Lately, the gun violence prevention community has faced both important wins, especially in the legislative context, and intensely tragic events, such as the three devastating suicides in the past weeks. Two of these were survivors of the shooting at Marjory Stoneman Douglas High School, Sydney Aiello and Calvin Desir. The other was Jeremy Richman, founder of the Avielle Foundation for violence prevention through neuroscience and community engagement, and the father of Avielle, a victim of the Sandy Hook Elementary shooting.
Being from Sandy Hook, these past few weeks have been extremely emotionally taxing and disheartening. While the bipartisan H.R.8 (a bill focused on setting the requirement of universal background checks) passing Congress gave me hope, the recent suicides have made it hard to stay motivated. However, if being a member of the gun violence prevention community has taught me anything, it’s how to turn tragedy into action. This is one of the reasons that I attended the March For Our Lives anniversary event, an art instillation on the lawn of the Capitol
The Art Installation
After the Marjory Stoneman Douglas school shooting, students mobilized to form March For Our Lives, a movement to make change, and organized the march that occurred in 2018. For the anniversary of the March, the group decided to take a different approach to getting Congress’s attention. They also wanted to honor the recent New Zealand shooting victims and the recent deaths by suicide of those impacted by gun violence. They held a day of lobbying on March 25, delivering letters and meeting with legislators to push S.42, which is the Senate version of the background check bill.

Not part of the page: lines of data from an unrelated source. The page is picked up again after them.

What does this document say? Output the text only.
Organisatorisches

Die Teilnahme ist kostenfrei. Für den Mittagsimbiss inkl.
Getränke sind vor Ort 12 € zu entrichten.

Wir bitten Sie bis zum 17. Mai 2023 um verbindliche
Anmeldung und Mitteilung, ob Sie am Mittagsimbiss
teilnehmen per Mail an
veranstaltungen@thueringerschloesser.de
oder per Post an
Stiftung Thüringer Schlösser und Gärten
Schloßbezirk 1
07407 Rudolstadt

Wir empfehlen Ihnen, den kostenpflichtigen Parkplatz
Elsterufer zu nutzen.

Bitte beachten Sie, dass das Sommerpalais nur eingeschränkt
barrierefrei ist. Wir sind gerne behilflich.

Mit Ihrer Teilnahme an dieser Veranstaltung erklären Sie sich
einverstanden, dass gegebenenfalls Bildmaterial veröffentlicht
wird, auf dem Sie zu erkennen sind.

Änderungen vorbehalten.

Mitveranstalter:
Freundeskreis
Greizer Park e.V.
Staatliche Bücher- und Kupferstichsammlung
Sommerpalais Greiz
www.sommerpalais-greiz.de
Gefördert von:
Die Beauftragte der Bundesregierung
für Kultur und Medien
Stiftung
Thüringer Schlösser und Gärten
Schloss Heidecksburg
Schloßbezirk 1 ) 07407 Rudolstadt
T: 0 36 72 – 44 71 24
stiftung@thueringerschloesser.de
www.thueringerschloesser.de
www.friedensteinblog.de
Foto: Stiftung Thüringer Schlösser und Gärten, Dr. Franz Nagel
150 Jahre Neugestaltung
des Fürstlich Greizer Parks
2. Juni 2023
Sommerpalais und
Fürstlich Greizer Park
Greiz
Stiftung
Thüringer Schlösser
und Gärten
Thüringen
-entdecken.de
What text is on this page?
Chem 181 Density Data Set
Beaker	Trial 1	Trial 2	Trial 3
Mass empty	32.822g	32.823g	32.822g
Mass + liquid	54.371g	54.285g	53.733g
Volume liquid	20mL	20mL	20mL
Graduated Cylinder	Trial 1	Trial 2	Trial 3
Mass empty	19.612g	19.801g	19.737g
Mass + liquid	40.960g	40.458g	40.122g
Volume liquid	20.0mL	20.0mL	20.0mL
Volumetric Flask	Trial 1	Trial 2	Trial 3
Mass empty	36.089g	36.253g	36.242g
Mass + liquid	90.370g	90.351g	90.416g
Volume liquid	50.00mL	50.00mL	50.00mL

On Tuesday, March 26, the March For Our Lives activists began setting up their art installation at 4 AM. By 8 AM, the sun was up and the installation was complete. Giant letters that spelled out “Your Complacency Kills Us” were set up facing the Capitol Building, with the words “Kills Us” in red. Behind the letters was a heart made up of stakes with different religious symbols that had different words written on them such as “mother,” “sister,” “student,” or “best friend.” Inside the heart was a bulls eye made up of white and red roses spread on the ground. In the center of the bullseye was a mannequin sitting at a desk. The desk had school books in and on it, and teddy bears set up at the bottom to replicate a memorial. The mannequin was dressed in a sweatshirt that read “Am I Next?” On the face of the mannequin was a mirror, so that when you walk up to it, you see yourself. The installation was up until 5 PM and it was impossible to miss as legislators walked in and out of the Capitol and their offices on the Hill all day.
The art installation was powerful, meaningful, full of emotion, and inspirational. While it was moving and sad, standing in the center of it also felt extremely empowering. I looked up at the Capitol, knowing that legislators would have to look out onto this call to action all day, and felt hope for the first time in since Jeremy’s suicide.
Learning how to turn tragedy into action is extremely difficult, and I wouldn’t wish the circumstance on anyone. However, I’ve experiences so much love and inspiration in the gun violence prevention community and this year’s March For Our Lives anniversary event added to that.
Gun violence prevention is not a partisan cause. The safety of Americans shouldn’t be a discussion, it should be a priority for everyone. To help this become a reality, we need to keep pressuring our legislators to put bipartisan gun safety legislation on the agenda until we can all feel safe in our country. S. 42, the senate bill on universal background checks, is the next step, and community education and engagement is always important to spread awareness on the epidemic of gun violence and how we can create solutions.
What You Can Do
- Call 1-866-368-5630 to urge your senators to pass S. 42.
- Be there for yourself and the people around you.
- The suicide prevention hotline, 1-800-273-8255 is always available. You can also make an appointment at the Wellness Center or take advantage of drop-in hours. Seek help if you need it.
- Spread love and hope; everyone needs it sometimes.